First, group them into categories. For example, separate your expenses into utilities, entertainment, travel, commuting, food and all other applicable categories and then total each group separately.
For expenses that you incur regularly but didn't come up during this one-month tracking period (such as expenses that you pay quarterly or semi-annually), figure out what your total was in these areas during the last year and divide each such expense by 12 to obtain the monthly amount for each such expense.
These amounts must then be included in your post-bankruptcy spending total.
After you total everything up and review your spending carefully, you may start seeing certain patterns. You may notice a number of things you bought that, in retrospect, you could have done without.
When you start to become aware of where your money is actually going, you'll be better able to see the consequences of your spending and to start thinking about making other choices with your money.
For example, did you spend $100 on coffee during the month? Did that store-bought cup of coffee make you $100 happier than the $10 you would have spent for home-brewed coffee?

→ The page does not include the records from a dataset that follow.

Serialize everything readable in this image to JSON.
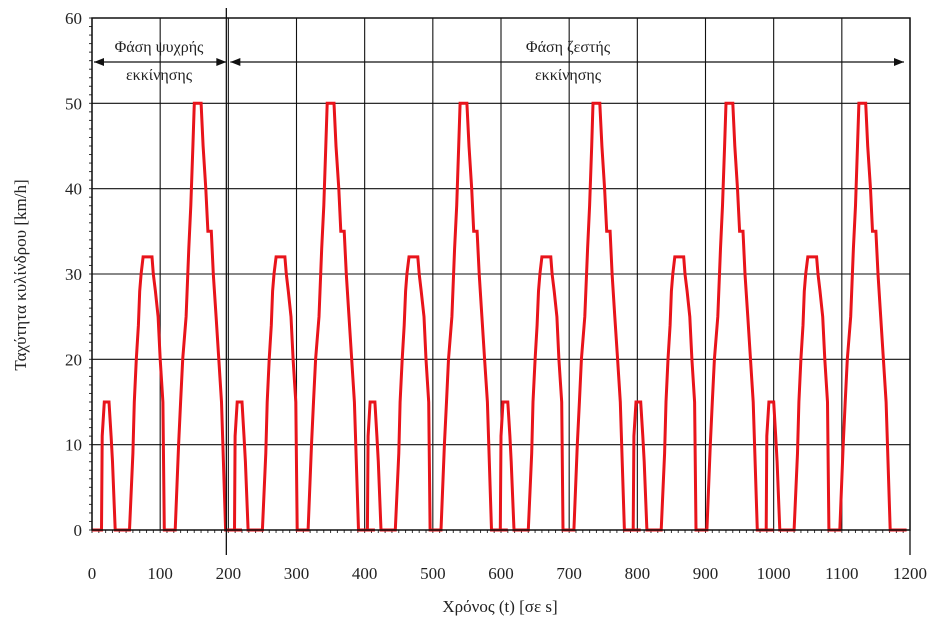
{
  "chart_data": {
    "type": "line",
    "title": "",
    "xlabel": "Χρόνος (t) [σε s]",
    "ylabel": "Ταχύτητα κυλίνδρου [km/h]",
    "xlim": [
      0,
      1200
    ],
    "ylim": [
      0,
      60
    ],
    "x_ticks": [
      0,
      100,
      200,
      300,
      400,
      500,
      600,
      700,
      800,
      900,
      1000,
      1100,
      1200
    ],
    "y_ticks": [
      0,
      10,
      20,
      30,
      40,
      50,
      60
    ],
    "grid": true,
    "line_color": "#e8141b",
    "annotations": {
      "cold_phase": {
        "line1": "Φάση ψυχρής",
        "line2": "εκκίνησης",
        "x_range": [
          0,
          200
        ]
      },
      "hot_phase": {
        "line1": "Φάση ζεστής",
        "line2": "εκκίνησης",
        "x_range": [
          200,
          1200
        ]
      }
    },
    "series": [
      {
        "x": [
          0,
          14,
          15,
          18,
          25,
          28,
          30,
          34,
          36,
          55,
          60,
          62,
          65,
          68,
          70,
          72,
          75,
          88,
          90,
          93,
          97,
          100,
          104,
          106,
          122,
          127,
          130,
          133,
          138,
          142,
          145,
          148,
          150,
          160,
          163,
          167,
          170,
          175,
          178,
          182,
          186,
          190,
          196,
          220
        ],
        "y": [
          0,
          0,
          11,
          15,
          15,
          11,
          8,
          0,
          0,
          0,
          9,
          15,
          20,
          24,
          28,
          30,
          32,
          32,
          30,
          28,
          25,
          20,
          15,
          0,
          0,
          10,
          15,
          20,
          25,
          33,
          38,
          45,
          50,
          50,
          45,
          40,
          35,
          35,
          30,
          25,
          20,
          15,
          0,
          0
        ]
      }
    ]
  }
}
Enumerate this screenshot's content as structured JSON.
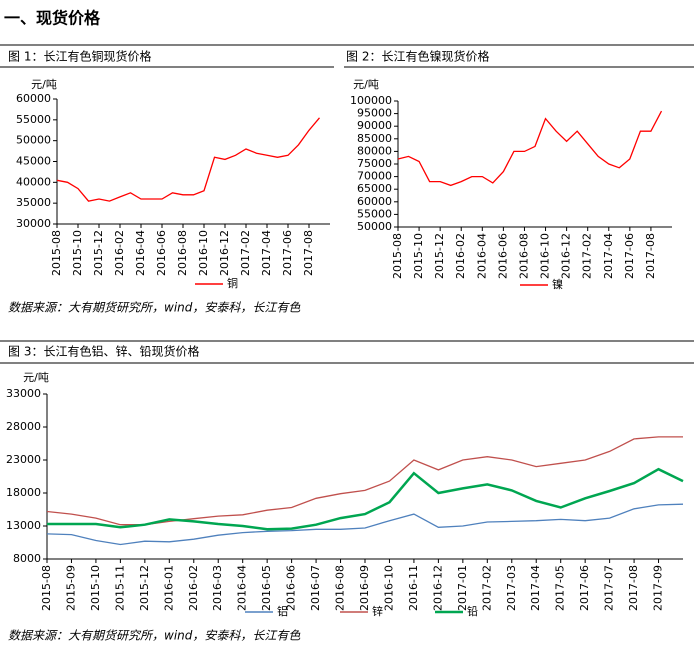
{
  "heading": "一、现货价格",
  "chart_data": [
    {
      "type": "line",
      "title": "图 1：长江有色铜现货价格",
      "y_label": "元/吨",
      "x": [
        "2015-08",
        "2015-09",
        "2015-10",
        "2015-11",
        "2015-12",
        "2016-01",
        "2016-02",
        "2016-03",
        "2016-04",
        "2016-05",
        "2016-06",
        "2016-07",
        "2016-08",
        "2016-09",
        "2016-10",
        "2016-11",
        "2016-12",
        "2017-01",
        "2017-02",
        "2017-03",
        "2017-04",
        "2017-05",
        "2017-06",
        "2017-07",
        "2017-08",
        "2017-09"
      ],
      "xlim": [
        "2015-08",
        "2017-10"
      ],
      "xticks": [
        "2015-08",
        "2015-10",
        "2015-12",
        "2016-02",
        "2016-04",
        "2016-06",
        "2016-08",
        "2016-10",
        "2016-12",
        "2017-02",
        "2017-04",
        "2017-06",
        "2017-08"
      ],
      "ylim": [
        30000,
        60000
      ],
      "yticks": [
        30000,
        35000,
        40000,
        45000,
        50000,
        55000,
        60000
      ],
      "series": [
        {
          "name": "铜",
          "color": "#ff0000",
          "values": [
            40500,
            40000,
            38500,
            35500,
            36000,
            35500,
            36500,
            37500,
            36000,
            36000,
            36000,
            37500,
            37000,
            37000,
            38000,
            46000,
            45500,
            46500,
            48000,
            47000,
            46500,
            46000,
            46500,
            49000,
            52500,
            55500
          ]
        }
      ]
    },
    {
      "type": "line",
      "title": "图 2：长江有色镍现货价格",
      "y_label": "元/吨",
      "x": [
        "2015-08",
        "2015-09",
        "2015-10",
        "2015-11",
        "2015-12",
        "2016-01",
        "2016-02",
        "2016-03",
        "2016-04",
        "2016-05",
        "2016-06",
        "2016-07",
        "2016-08",
        "2016-09",
        "2016-10",
        "2016-11",
        "2016-12",
        "2017-01",
        "2017-02",
        "2017-03",
        "2017-04",
        "2017-05",
        "2017-06",
        "2017-07",
        "2017-08",
        "2017-09"
      ],
      "xlim": [
        "2015-08",
        "2017-10"
      ],
      "xticks": [
        "2015-08",
        "2015-10",
        "2015-12",
        "2016-02",
        "2016-04",
        "2016-06",
        "2016-08",
        "2016-10",
        "2016-12",
        "2017-02",
        "2017-04",
        "2017-06",
        "2017-08"
      ],
      "ylim": [
        50000,
        100000
      ],
      "yticks": [
        50000,
        55000,
        60000,
        65000,
        70000,
        75000,
        80000,
        85000,
        90000,
        95000,
        100000
      ],
      "series": [
        {
          "name": "镍",
          "color": "#ff0000",
          "values": [
            77000,
            78000,
            76000,
            68000,
            68000,
            66500,
            68000,
            70000,
            70000,
            67500,
            72000,
            80000,
            80000,
            82000,
            93000,
            88000,
            84000,
            88000,
            83000,
            78000,
            75000,
            73500,
            77000,
            88000,
            88000,
            96000
          ]
        }
      ]
    },
    {
      "type": "line",
      "title": "图 3：长江有色铝、锌、铅现货价格",
      "y_label": "元/吨",
      "x": [
        "2015-08",
        "2015-09",
        "2015-10",
        "2015-11",
        "2015-12",
        "2016-01",
        "2016-02",
        "2016-03",
        "2016-04",
        "2016-05",
        "2016-06",
        "2016-07",
        "2016-08",
        "2016-09",
        "2016-10",
        "2016-11",
        "2016-12",
        "2017-01",
        "2017-02",
        "2017-03",
        "2017-04",
        "2017-05",
        "2017-06",
        "2017-07",
        "2017-08",
        "2017-09",
        "2017-10"
      ],
      "xlim": [
        "2015-08",
        "2017-10"
      ],
      "xticks": [
        "2015-08",
        "2015-09",
        "2015-10",
        "2015-11",
        "2015-12",
        "2016-01",
        "2016-02",
        "2016-03",
        "2016-04",
        "2016-05",
        "2016-06",
        "2016-07",
        "2016-08",
        "2016-09",
        "2016-10",
        "2016-11",
        "2016-12",
        "2017-01",
        "2017-02",
        "2017-03",
        "2017-04",
        "2017-05",
        "2017-06",
        "2017-07",
        "2017-08",
        "2017-09"
      ],
      "ylim": [
        8000,
        33000
      ],
      "yticks": [
        8000,
        13000,
        18000,
        23000,
        28000,
        33000
      ],
      "series": [
        {
          "name": "铝",
          "color": "#4f81bd",
          "values": [
            11800,
            11700,
            10800,
            10200,
            10700,
            10600,
            11000,
            11600,
            12000,
            12200,
            12300,
            12500,
            12500,
            12700,
            13800,
            14800,
            12800,
            13000,
            13600,
            13700,
            13800,
            14000,
            13800,
            14200,
            15600,
            16200,
            16300
          ]
        },
        {
          "name": "锌",
          "color": "#c0504d",
          "values": [
            15200,
            14800,
            14200,
            13200,
            13200,
            13700,
            14100,
            14500,
            14700,
            15400,
            15800,
            17200,
            17900,
            18400,
            19800,
            23000,
            21500,
            23000,
            23500,
            23000,
            22000,
            22500,
            23000,
            24300,
            26200,
            26500,
            26500
          ]
        },
        {
          "name": "铅",
          "color": "#00a651",
          "values": [
            13300,
            13300,
            13300,
            12800,
            13200,
            14000,
            13700,
            13300,
            13000,
            12500,
            12600,
            13200,
            14200,
            14800,
            16600,
            21000,
            18000,
            18700,
            19300,
            18400,
            16800,
            15800,
            17200,
            18300,
            19500,
            21600,
            19800
          ]
        }
      ]
    }
  ],
  "sources": [
    "数据来源：大有期货研究所，wind，安泰科，长江有色",
    "数据来源：大有期货研究所，wind，安泰科，长江有色"
  ]
}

Think of what you could have done with the $90 you would have saved by making your coffee at home. You could have paid a bill you've been putting off (and incurring finance charges on), or you could have socked that $90 away into a savings account for something much more important than a cup of coffee.
Use this information to start refocusing your spending on what is really important to you.
In trying to understand your spending, you may find patterns that suggest that your spending is caused by certain feelings or emotions you have.
Sometimes spending can be the result of unhappiness in some area of your life.
If you can address this underlying unhappiness, you may find that some of your spending will decrease.
Some people who have problems with controlling their shopping (the 'shop till you drop' syndrome) may be suffering from emotional conditions that cause the excessive shopping.
Psychoanalytic research has linked excessive shopping to depression and some healthcare professionals describe compulsive shopping as an addiction, just like alcoholism.
Spending may also be caused by a number of other factors:
Compulsive spending can be a vicious cycle. You may spend because of depression or anger. Then, when the bills come due and you can't pay them, the depression increases, causing increased spending, increased depression and the cycle repeats itself every month.
For some people, this is exactly the kind of cycle that contributed to bankruptcy in the first place.
If you see patterns in your spending that are linked to these or other causes and if you can address the cause, you may be able to control your spending.
For example, if you can find an activity in winter to keep you occupied, you may well spend less.
If you find that you cannot overcome your desire to spend and it's causing you problems, you may need to get professional help. If you have access to an employee assistance program (EAP) in your workplace, this may be a good place to start.
An EAP program will allow you to obtain free and confidential personal counseling. If you have health insurance, many plans provide coverage for therapy and other mental health counseling. If you can't afford professional help, seek out friends or others with whom you can share some of your most private money secrets.
Sometimes simply talking about your problems, as well as finding out that others share your same problems, can be of great help.